En outre, sans être aussi impitoyable que d’autres jeux du genre, La-Mulana 2 demeure bien old school à l’instar de son prédécesseur. D’un côté, sa structure plus ouverte que dans la plupart des Metroidvania permet par exemple de dénicher, dans des zones plus avancées, des orbes pour allonger sa jauge d’énergie avant d’aller affronter un gardien bien pénible (Kujata, c’est dans tes cinq yeux que je regarde). Mais d’un autre, il faudra composer avec cette maniabilité très Castlevania, à base de sauts dont on ne peut modifier la trajectoire qu’en retombant, d’escaliers sur et depuis lesquels on ne peut pas sauter, d’ennemis qui vous projettent en arrière, pour vous faire rebondir sur des pics une salle plus bas avant d’atterrir pile sous un piège mortel encore deux écrans en dessous… On fait parfois face à des situations ubuesques parce qu’il est impossible de descendre d’une échelle autrement que vers le bas à moins de disposer du double saut, ou parce qu’il faut désactiver la Gale Fibula dans l’inventaire pour arrêter de courir ! Certains objets, en particulier l’appli hélas bien planquée qui permet d’indiquer les éléments importants sur les cartes, facilitent heureusement la vie mais, comme la quête principale demeure assez ésotérique comme on l’expliquait plus haut, on imagine quand même vraiment mal comment un nouveau venu pourrait finir l’aventure « en vingt-trente heures » comme le suggèrent les développeurs…

Cependant, il aura en effet la garantie de pouvoir explorer pas mal de choses pendant des dizaines d’heures avant d’abandonner, éventuellement.

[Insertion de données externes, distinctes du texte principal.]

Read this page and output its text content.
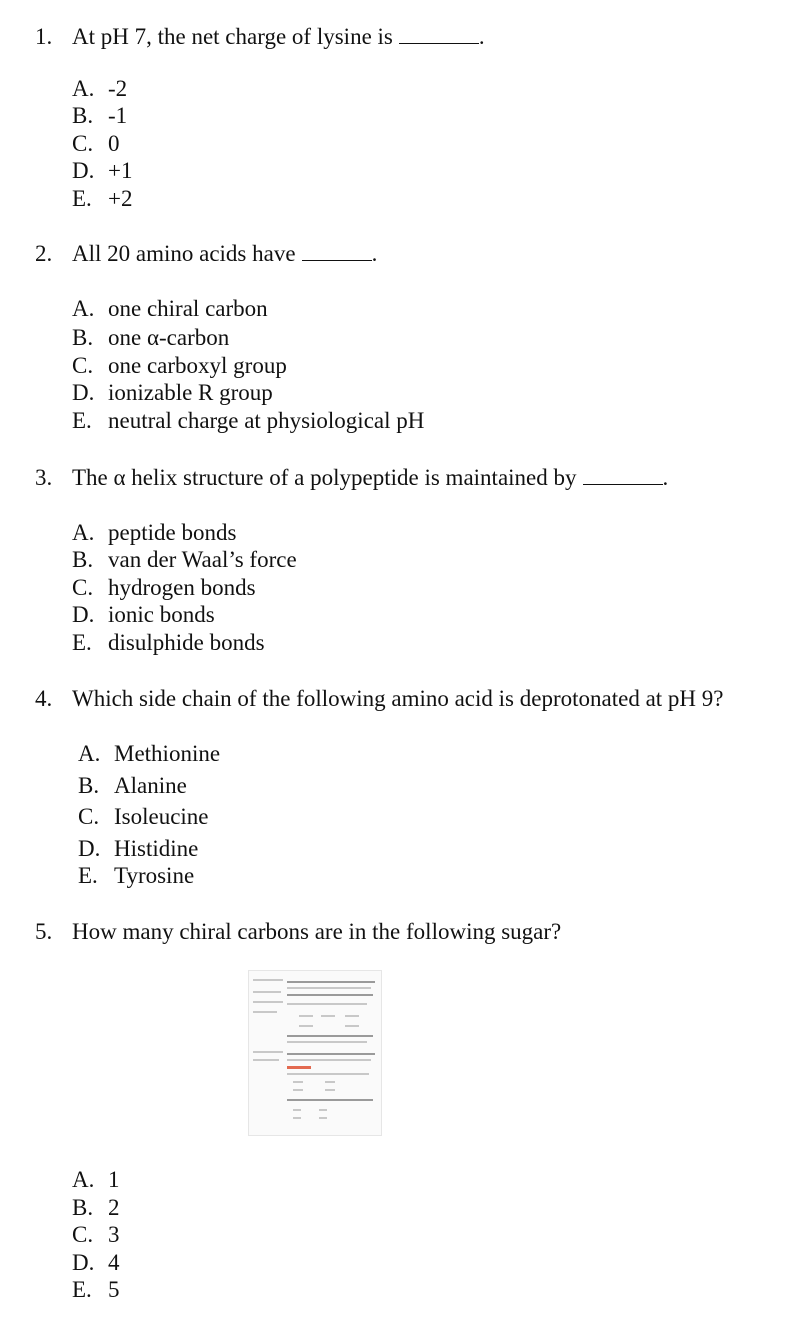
1. At pH 7, the net charge of lysine is	.
A. -2
B. -1
C. 0
D. +1
E. +2
2. All 20 amino acids have	.
A. one chiral carbon
B. one α-carbon
C. one carboxyl group
D. ionizable R group
E. neutral charge at physiological pH
3. The α helix structure of a polypeptide is maintained by	.
A. peptide bonds
B. van der Waal’s force
C. hydrogen bonds
D. ionic bonds
E. disulphide bonds
4. Which side chain of the following amino acid is deprotonated at pH 9?
A. Methionine
B. Alanine
C. Isoleucine
D. Histidine
E. Tyrosine
5. How many chiral carbons are in the following sugar?
A. 1
B. 2
C. 3
D. 4
E. 5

Il n’est vraiment pas rare, en cherchant le chemin menant au gardien « suivant » (qu’on ne trouvera peut-être jamais tel David Vincent, du moins pas sans l’aide d’autres joueurs), de découvrir par hasard une nouvelle zone, de comprendre enfin une énigme ou de réaliser qu’on peut désormais la résoudre puisque l’on dispose du bon objet. Car c’est l’inconvénient d’un Metroidvania beaucoup plus ouvert ; quand un coffre ou un accès nous résiste, on n’a jamais vraiment la certitude qu’il nous manque quelque chose pour l’ouvrir… Heureusement, il y a donc mille autres choses à faire avant de retourner se creuser la tête à cet endroit, même s’il est parfois frustrant que, plusieurs heures après avoir trouvé plein de nouveaux objets, on réalise qu’on n’a en fait pas progressé d’un poil dans la quête principale ! Mais c’est quand même en grande partie compensé par le plaisir de la découverte, voire le bonheur de la montée en puissance à l’obtention d’un orbe ou d’une arme (ou mieux, du Vajra qui n’est pas un médicament contre l’impuissance, mais presque). Au final, comme souvent, la principale qualité de La-Mulana 2 est aussi son plus gros défaut : une liberté presque totale donnée au joueur, qui peut tout aussi bien la ressentir comme un fardeau s’il préfère les expériences plus guidées.

Verdict : Proche de son prédécesseur, La-Mulana 2 en épice davantage la recette délicieusement old school, mais qui ne sera pas au goût des amateurs de Metroidvania « d’origine contrôlée ».